When Ed mentioned that it didn't matter to him that we may be dreaming... or that the universe may be 7000 years old, it didn't feel good. I was feeling that I may be duped by falsity (like we aren't dreaming), and not know it. It would be a grand delusion in the Buddhist scheme of things.
Always to add to my confusion, I had "dokusan" with my zen teacher the other night. I asked him about "what matters" and he said (over about 35 minutes), "everything and nothing."
That certainly is not a barometer for deciding where I should be putting my energy. Later I thought about the absolute and the relative, the two worlds of zen (that are one, they say).

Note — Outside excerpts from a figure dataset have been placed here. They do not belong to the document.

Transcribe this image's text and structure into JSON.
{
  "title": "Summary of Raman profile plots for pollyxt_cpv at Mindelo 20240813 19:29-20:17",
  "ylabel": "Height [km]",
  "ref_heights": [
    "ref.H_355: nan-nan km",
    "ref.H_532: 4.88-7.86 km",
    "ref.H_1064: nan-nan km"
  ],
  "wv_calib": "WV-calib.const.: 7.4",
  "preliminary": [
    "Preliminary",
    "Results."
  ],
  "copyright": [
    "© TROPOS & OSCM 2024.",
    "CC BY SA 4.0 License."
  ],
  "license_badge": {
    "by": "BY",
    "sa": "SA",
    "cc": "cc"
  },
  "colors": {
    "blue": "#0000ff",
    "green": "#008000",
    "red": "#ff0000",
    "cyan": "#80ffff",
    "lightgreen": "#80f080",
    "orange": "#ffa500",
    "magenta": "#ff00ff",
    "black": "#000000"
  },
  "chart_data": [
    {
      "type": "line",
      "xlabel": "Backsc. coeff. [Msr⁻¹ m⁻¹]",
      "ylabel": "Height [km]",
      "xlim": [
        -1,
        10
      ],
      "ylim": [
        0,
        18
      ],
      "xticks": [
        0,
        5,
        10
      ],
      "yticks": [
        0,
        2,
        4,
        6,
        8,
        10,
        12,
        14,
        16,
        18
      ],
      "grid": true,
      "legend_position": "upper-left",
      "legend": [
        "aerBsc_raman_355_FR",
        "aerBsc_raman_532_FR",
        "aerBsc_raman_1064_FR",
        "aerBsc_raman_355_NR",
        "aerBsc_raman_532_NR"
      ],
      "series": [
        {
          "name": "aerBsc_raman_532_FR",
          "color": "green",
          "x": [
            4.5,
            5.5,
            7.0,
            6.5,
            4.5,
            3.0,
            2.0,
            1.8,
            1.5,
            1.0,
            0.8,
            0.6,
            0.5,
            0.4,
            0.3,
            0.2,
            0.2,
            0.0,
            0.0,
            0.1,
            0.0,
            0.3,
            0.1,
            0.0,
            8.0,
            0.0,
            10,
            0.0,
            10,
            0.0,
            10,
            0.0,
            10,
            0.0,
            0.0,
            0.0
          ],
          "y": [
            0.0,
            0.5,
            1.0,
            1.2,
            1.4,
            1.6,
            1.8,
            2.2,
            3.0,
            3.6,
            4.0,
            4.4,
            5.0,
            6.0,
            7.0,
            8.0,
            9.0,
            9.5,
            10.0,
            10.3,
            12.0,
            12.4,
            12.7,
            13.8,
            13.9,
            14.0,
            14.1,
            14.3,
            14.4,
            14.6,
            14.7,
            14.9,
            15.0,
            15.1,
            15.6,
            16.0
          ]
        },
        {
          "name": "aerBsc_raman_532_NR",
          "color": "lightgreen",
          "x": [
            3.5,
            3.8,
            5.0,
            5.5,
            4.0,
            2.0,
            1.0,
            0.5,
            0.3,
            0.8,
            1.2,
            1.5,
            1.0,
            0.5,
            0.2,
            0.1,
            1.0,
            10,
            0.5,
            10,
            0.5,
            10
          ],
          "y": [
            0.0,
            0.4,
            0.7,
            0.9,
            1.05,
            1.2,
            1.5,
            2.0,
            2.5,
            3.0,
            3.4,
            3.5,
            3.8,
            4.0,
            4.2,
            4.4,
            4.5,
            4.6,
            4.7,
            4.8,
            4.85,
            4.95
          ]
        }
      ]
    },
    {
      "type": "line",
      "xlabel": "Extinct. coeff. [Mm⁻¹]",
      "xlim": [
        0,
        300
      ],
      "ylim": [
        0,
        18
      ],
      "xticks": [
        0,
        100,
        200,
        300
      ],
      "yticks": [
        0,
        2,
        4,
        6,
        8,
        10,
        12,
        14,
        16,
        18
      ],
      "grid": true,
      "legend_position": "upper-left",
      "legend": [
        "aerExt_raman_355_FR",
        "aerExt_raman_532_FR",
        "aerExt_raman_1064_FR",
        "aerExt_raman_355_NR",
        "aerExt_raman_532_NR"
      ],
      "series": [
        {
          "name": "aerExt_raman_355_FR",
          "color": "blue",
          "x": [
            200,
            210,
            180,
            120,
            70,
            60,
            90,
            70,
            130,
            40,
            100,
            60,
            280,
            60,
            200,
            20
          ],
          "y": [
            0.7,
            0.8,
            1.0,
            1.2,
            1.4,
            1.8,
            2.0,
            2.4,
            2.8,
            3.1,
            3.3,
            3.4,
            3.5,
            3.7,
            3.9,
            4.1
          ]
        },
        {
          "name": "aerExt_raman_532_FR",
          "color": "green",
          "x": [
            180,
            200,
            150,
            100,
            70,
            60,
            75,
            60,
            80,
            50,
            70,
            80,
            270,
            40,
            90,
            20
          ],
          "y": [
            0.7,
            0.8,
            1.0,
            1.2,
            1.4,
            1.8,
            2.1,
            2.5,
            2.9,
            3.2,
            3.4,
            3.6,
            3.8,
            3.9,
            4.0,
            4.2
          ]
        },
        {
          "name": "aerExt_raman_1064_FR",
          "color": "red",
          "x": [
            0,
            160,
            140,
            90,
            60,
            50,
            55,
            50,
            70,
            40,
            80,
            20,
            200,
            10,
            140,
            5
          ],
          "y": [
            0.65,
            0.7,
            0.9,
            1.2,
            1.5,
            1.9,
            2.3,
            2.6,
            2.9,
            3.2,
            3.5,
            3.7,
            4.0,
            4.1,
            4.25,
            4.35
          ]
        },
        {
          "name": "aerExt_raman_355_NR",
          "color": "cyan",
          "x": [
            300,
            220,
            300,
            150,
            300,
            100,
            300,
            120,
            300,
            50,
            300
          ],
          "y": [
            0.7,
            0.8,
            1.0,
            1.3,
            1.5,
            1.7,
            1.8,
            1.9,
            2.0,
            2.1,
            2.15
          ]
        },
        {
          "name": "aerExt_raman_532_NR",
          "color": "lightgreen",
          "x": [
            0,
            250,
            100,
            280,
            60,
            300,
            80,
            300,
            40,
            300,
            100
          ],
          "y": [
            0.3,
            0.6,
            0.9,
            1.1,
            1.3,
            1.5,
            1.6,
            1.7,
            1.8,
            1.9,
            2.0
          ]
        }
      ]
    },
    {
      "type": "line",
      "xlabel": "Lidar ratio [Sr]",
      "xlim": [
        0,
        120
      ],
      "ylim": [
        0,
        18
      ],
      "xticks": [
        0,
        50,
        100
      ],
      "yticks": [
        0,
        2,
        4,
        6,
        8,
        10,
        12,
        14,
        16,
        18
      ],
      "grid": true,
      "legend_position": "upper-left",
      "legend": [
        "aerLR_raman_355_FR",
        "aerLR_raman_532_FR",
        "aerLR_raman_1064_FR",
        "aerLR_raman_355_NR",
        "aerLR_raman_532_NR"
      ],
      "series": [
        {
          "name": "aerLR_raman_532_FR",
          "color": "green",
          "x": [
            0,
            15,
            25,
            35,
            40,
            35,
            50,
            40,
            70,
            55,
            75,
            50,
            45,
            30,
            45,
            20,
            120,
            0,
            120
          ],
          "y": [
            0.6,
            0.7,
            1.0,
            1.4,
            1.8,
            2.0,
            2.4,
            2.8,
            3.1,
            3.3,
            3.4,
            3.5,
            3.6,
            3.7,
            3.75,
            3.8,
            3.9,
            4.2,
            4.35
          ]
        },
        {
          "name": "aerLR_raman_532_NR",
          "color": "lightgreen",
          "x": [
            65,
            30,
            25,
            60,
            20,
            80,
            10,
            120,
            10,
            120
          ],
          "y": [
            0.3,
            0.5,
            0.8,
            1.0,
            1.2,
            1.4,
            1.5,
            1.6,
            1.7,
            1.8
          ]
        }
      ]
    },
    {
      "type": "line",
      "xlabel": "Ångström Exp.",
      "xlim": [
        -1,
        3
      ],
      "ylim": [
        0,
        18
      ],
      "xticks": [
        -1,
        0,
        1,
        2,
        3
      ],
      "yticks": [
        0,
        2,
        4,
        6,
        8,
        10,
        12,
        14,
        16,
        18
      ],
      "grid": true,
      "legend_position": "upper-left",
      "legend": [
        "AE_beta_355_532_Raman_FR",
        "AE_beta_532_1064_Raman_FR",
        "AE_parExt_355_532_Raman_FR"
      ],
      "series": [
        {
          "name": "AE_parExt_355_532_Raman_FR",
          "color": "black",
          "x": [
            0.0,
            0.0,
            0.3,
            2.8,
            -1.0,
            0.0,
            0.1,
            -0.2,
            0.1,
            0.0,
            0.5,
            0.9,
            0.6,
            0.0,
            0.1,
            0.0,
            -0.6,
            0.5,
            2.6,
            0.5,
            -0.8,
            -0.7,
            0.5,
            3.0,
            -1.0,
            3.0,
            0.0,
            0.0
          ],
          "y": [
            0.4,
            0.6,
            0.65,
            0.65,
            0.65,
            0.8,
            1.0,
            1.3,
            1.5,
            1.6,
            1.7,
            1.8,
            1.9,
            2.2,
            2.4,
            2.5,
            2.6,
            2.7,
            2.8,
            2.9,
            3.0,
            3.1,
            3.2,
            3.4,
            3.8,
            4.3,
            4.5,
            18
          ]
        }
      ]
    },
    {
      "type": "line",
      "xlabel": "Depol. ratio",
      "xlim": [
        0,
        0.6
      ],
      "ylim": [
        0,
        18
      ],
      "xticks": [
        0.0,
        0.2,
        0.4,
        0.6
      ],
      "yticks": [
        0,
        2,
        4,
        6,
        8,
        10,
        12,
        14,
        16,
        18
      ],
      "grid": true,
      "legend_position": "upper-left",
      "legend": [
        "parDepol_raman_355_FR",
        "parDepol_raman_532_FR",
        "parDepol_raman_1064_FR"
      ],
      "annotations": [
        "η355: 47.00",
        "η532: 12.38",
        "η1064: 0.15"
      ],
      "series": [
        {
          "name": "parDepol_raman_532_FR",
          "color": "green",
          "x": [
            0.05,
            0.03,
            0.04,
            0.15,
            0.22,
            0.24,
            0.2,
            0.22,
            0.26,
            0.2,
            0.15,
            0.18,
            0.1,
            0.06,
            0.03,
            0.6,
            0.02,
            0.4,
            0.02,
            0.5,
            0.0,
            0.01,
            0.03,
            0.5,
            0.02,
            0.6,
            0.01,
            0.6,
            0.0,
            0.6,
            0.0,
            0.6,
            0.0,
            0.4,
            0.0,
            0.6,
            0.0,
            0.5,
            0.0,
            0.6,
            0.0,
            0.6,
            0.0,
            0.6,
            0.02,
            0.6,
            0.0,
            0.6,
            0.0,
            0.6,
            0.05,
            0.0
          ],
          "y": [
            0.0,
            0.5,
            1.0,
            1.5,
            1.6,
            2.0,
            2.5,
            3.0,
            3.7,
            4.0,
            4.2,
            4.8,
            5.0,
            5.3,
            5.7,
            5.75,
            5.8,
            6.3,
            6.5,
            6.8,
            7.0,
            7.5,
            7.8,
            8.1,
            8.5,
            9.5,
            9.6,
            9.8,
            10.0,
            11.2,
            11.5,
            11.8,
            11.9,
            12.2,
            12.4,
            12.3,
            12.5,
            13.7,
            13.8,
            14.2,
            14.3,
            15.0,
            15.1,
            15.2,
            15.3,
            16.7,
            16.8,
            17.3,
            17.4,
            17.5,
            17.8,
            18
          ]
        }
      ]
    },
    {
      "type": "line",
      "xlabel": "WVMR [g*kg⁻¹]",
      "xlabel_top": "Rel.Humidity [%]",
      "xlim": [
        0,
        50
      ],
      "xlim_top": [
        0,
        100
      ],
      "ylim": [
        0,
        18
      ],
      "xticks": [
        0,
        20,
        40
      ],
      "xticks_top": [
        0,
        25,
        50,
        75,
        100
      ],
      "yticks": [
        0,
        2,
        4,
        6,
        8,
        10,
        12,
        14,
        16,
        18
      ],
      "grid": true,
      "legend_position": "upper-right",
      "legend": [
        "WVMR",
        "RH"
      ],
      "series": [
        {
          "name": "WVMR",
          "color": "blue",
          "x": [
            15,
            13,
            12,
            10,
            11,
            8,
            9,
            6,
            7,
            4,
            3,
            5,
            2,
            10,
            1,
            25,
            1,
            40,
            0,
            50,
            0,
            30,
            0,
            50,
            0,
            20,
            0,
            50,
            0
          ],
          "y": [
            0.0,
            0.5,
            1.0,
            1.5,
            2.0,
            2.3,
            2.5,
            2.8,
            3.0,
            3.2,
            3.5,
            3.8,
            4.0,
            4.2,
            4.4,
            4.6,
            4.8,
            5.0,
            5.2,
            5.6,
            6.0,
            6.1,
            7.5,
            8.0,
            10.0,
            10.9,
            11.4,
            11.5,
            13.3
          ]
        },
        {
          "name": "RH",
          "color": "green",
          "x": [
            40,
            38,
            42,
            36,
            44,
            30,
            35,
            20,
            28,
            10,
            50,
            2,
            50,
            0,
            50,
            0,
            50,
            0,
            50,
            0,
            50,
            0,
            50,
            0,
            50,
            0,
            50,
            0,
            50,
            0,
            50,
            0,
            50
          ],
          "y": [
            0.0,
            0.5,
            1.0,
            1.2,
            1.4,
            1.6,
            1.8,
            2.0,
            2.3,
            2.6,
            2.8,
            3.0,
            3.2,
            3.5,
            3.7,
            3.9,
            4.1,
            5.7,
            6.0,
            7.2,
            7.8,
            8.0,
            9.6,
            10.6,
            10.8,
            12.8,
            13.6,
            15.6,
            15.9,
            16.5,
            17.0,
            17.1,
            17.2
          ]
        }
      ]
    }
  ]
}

In any case, in the absolute nothing matters because nothing exists, and in the relative world everything matters because everything exists.
In the meantime, having no barometer to live my life, I started thinking about Reb Anderson, another zen teacher, who said that you should walk on the Earth as if it is your mother's face. If something as mundane as walking on the earth (as a metaphor for everything we do) matters, then, at least in the relative world, everything matters.
Back to "dokusan" I did learn one thing that was important to me. I have delusions like we all do. We believe that things are as they appear, when in reality that appearance is a construct of our mind. We can't help that. What I can do is to not beat myself up for having those delusions. Rather, I can just say, I have delusions, and I can work to know and accept them.
As to how to decide where to put my eggs,* I guess I'll have to keep working on that.
Thanks, Ed.
*—as in, "don't put all your eggs in one basket."
1 comment:
Clearly, the monk who wrote the Diamond Sutra would not have told you (1) either not to beat myself up for having delusions, nor just to say "I have delusions, and I can work to know and accept them." That would be way too Aristotelean for him, too linear, too A=A. That unknown monk, or group of monks, found the answer in non-Aristotelean logic, in the signless nature of signs.